Back to MAT 194F
Term Test #1
Question 1
Use the epsilon, delta definition of a limit to show that
lim x->2 x**-2 = 0.25
Solution
Given any positive epsilon, we need to find a positive delta such that
whenever x satisfies 0 < |x-2| < delta, it is true that
|x**-2 - 0.25| < epsilon.
I claim that delta = min(1,(4/3)*epsilon) works.
If delta <= 1, then 1 < x < 3.
|x**-2 - 0.25|
= |x**-1 + 0.5| * |x**-1 - 0.5| [factoring]

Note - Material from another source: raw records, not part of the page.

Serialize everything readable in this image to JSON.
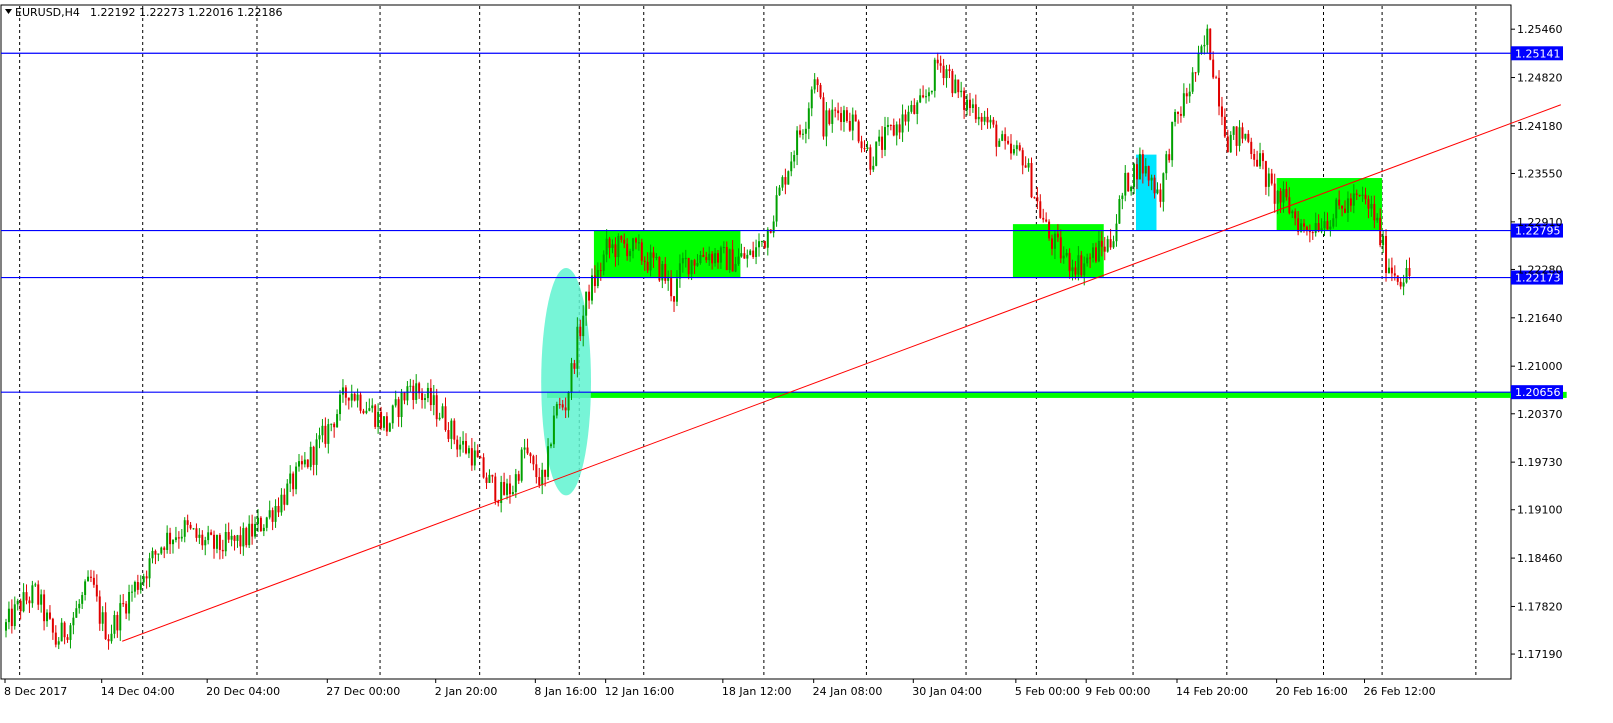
{
  "header": {
    "symbol": "EURUSD,H4",
    "quote": "1.22192 1.22273 1.22016 1.22186",
    "menu_icon": "triangle-down-icon"
  },
  "colors": {
    "bull": "#00a000",
    "bear": "#e00000",
    "level_line": "#0000ff",
    "trend_line": "#ff0000",
    "zone": "#00ff00",
    "highlight": "#5ff3d0",
    "marker": "#00e5ff"
  },
  "chart_data": {
    "type": "candlestick",
    "symbol": "EURUSD",
    "timeframe": "H4",
    "ylim": [
      1.1686,
      1.2578
    ],
    "y_ticks": [
      1.2546,
      1.2482,
      1.2418,
      1.2355,
      1.2291,
      1.2228,
      1.2164,
      1.21,
      1.2037,
      1.1973,
      1.191,
      1.1846,
      1.1782,
      1.1719
    ],
    "y_tick_labels": [
      "1.25460",
      "1.24820",
      "1.24180",
      "1.23550",
      "1.22910",
      "1.22280",
      "1.21640",
      "1.21000",
      "1.20370",
      "1.19730",
      "1.19100",
      "1.18460",
      "1.17820",
      "1.17190"
    ],
    "x_labels": [
      {
        "label": "8 Dec 2017",
        "bar": 0
      },
      {
        "label": "14 Dec 04:00",
        "bar": 33
      },
      {
        "label": "20 Dec 04:00",
        "bar": 69
      },
      {
        "label": "27 Dec 00:00",
        "bar": 110
      },
      {
        "label": "2 Jan 20:00",
        "bar": 147
      },
      {
        "label": "8 Jan 16:00",
        "bar": 181
      },
      {
        "label": "12 Jan 16:00",
        "bar": 205
      },
      {
        "label": "18 Jan 12:00",
        "bar": 245
      },
      {
        "label": "24 Jan 08:00",
        "bar": 276
      },
      {
        "label": "30 Jan 04:00",
        "bar": 310
      },
      {
        "label": "5 Feb 00:00",
        "bar": 345
      },
      {
        "label": "9 Feb 00:00",
        "bar": 369
      },
      {
        "label": "14 Feb 20:00",
        "bar": 400
      },
      {
        "label": "20 Feb 16:00",
        "bar": 434
      },
      {
        "label": "26 Feb 12:00",
        "bar": 464
      }
    ],
    "period_separators_bar": [
      5,
      47,
      86,
      128,
      162,
      196,
      218,
      259,
      294,
      328,
      352,
      385,
      417,
      450,
      470,
      502
    ],
    "anchors": [
      [
        0,
        1.175
      ],
      [
        6,
        1.1785
      ],
      [
        11,
        1.18
      ],
      [
        18,
        1.1735
      ],
      [
        23,
        1.176
      ],
      [
        30,
        1.1815
      ],
      [
        33,
        1.177
      ],
      [
        36,
        1.1745
      ],
      [
        42,
        1.179
      ],
      [
        47,
        1.182
      ],
      [
        55,
        1.187
      ],
      [
        62,
        1.1885
      ],
      [
        67,
        1.187
      ],
      [
        73,
        1.186
      ],
      [
        82,
        1.187
      ],
      [
        89,
        1.1895
      ],
      [
        97,
        1.1935
      ],
      [
        104,
        1.1975
      ],
      [
        110,
        1.201
      ],
      [
        114,
        1.204
      ],
      [
        118,
        1.207
      ],
      [
        125,
        1.2045
      ],
      [
        131,
        1.202
      ],
      [
        136,
        1.2055
      ],
      [
        139,
        1.2075
      ],
      [
        145,
        1.2055
      ],
      [
        150,
        1.2035
      ],
      [
        155,
        1.2
      ],
      [
        160,
        1.1985
      ],
      [
        165,
        1.195
      ],
      [
        170,
        1.193
      ],
      [
        174,
        1.194
      ],
      [
        178,
        1.199
      ],
      [
        181,
        1.196
      ],
      [
        185,
        1.1945
      ],
      [
        188,
        1.204
      ],
      [
        192,
        1.205
      ],
      [
        196,
        1.2135
      ],
      [
        200,
        1.22
      ],
      [
        203,
        1.222
      ],
      [
        206,
        1.2255
      ],
      [
        213,
        1.226
      ],
      [
        220,
        1.224
      ],
      [
        225,
        1.2225
      ],
      [
        229,
        1.2195
      ],
      [
        232,
        1.2235
      ],
      [
        240,
        1.225
      ],
      [
        248,
        1.224
      ],
      [
        255,
        1.2245
      ],
      [
        260,
        1.227
      ],
      [
        265,
        1.233
      ],
      [
        270,
        1.239
      ],
      [
        274,
        1.243
      ],
      [
        277,
        1.249
      ],
      [
        280,
        1.242
      ],
      [
        286,
        1.244
      ],
      [
        291,
        1.242
      ],
      [
        296,
        1.2375
      ],
      [
        302,
        1.2405
      ],
      [
        308,
        1.243
      ],
      [
        314,
        1.2445
      ],
      [
        319,
        1.25
      ],
      [
        322,
        1.2495
      ],
      [
        327,
        1.245
      ],
      [
        333,
        1.244
      ],
      [
        338,
        1.241
      ],
      [
        343,
        1.238
      ],
      [
        348,
        1.238
      ],
      [
        353,
        1.2315
      ],
      [
        357,
        1.227
      ],
      [
        363,
        1.224
      ],
      [
        368,
        1.2235
      ],
      [
        373,
        1.225
      ],
      [
        378,
        1.2265
      ],
      [
        383,
        1.234
      ],
      [
        388,
        1.237
      ],
      [
        393,
        1.234
      ],
      [
        395,
        1.233
      ],
      [
        399,
        1.241
      ],
      [
        404,
        1.246
      ],
      [
        408,
        1.25
      ],
      [
        411,
        1.2535
      ],
      [
        414,
        1.248
      ],
      [
        418,
        1.24
      ],
      [
        424,
        1.2405
      ],
      [
        429,
        1.237
      ],
      [
        433,
        1.233
      ],
      [
        438,
        1.2315
      ],
      [
        444,
        1.228
      ],
      [
        448,
        1.229
      ],
      [
        454,
        1.23
      ],
      [
        459,
        1.2315
      ],
      [
        464,
        1.232
      ],
      [
        468,
        1.23
      ],
      [
        472,
        1.224
      ],
      [
        476,
        1.222
      ],
      [
        479,
        1.2219
      ]
    ],
    "series": [],
    "levels": [
      {
        "label": "1.25141",
        "value": 1.25141
      },
      {
        "label": "1.22795",
        "value": 1.22795
      },
      {
        "label": "1.22173",
        "value": 1.22173
      },
      {
        "label": "1.20656",
        "value": 1.20656
      }
    ],
    "trend_line": {
      "from": [
        40,
        1.1736
      ],
      "to": [
        531,
        1.2446
      ]
    },
    "zones": [
      {
        "from_bar": 201,
        "to_bar": 251,
        "low": 1.2217,
        "high": 1.228
      },
      {
        "from_bar": 344,
        "to_bar": 375,
        "low": 1.2217,
        "high": 1.2288
      },
      {
        "from_bar": 434,
        "to_bar": 470,
        "low": 1.228,
        "high": 1.2349
      },
      {
        "from_bar": 185,
        "to_bar": 533,
        "low": 1.2058,
        "high": 1.2066
      }
    ],
    "highlights": [
      {
        "shape": "ellipse",
        "from_bar": 183,
        "to_bar": 200,
        "low": 1.1929,
        "high": 1.223
      },
      {
        "shape": "rect",
        "from_bar": 386,
        "to_bar": 393,
        "low": 1.228,
        "high": 1.238
      }
    ]
  }
}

< 1.5 * |x**-1 - 0.5| [x**-1<1]
= 1.5*|(2-x)/2x| [common denominator]
= 1.5*|(x-2)/2x| [negating within absolute value bars]
< 1.5*|(x-2)/2| [x>1]
= 0.75*|x-2|
< epsilon [delta<=(4/3)*epsilon]
Q.E.D.
Marking Scheme
Two points for general methodology, two points for correctly restricting
delta to being less than or equal to a constant value, five points for
correctly restricting delta to being less than or equal to a constant
multiple of epsilon, one point for reaching the correct conclusion. Total:
ten points.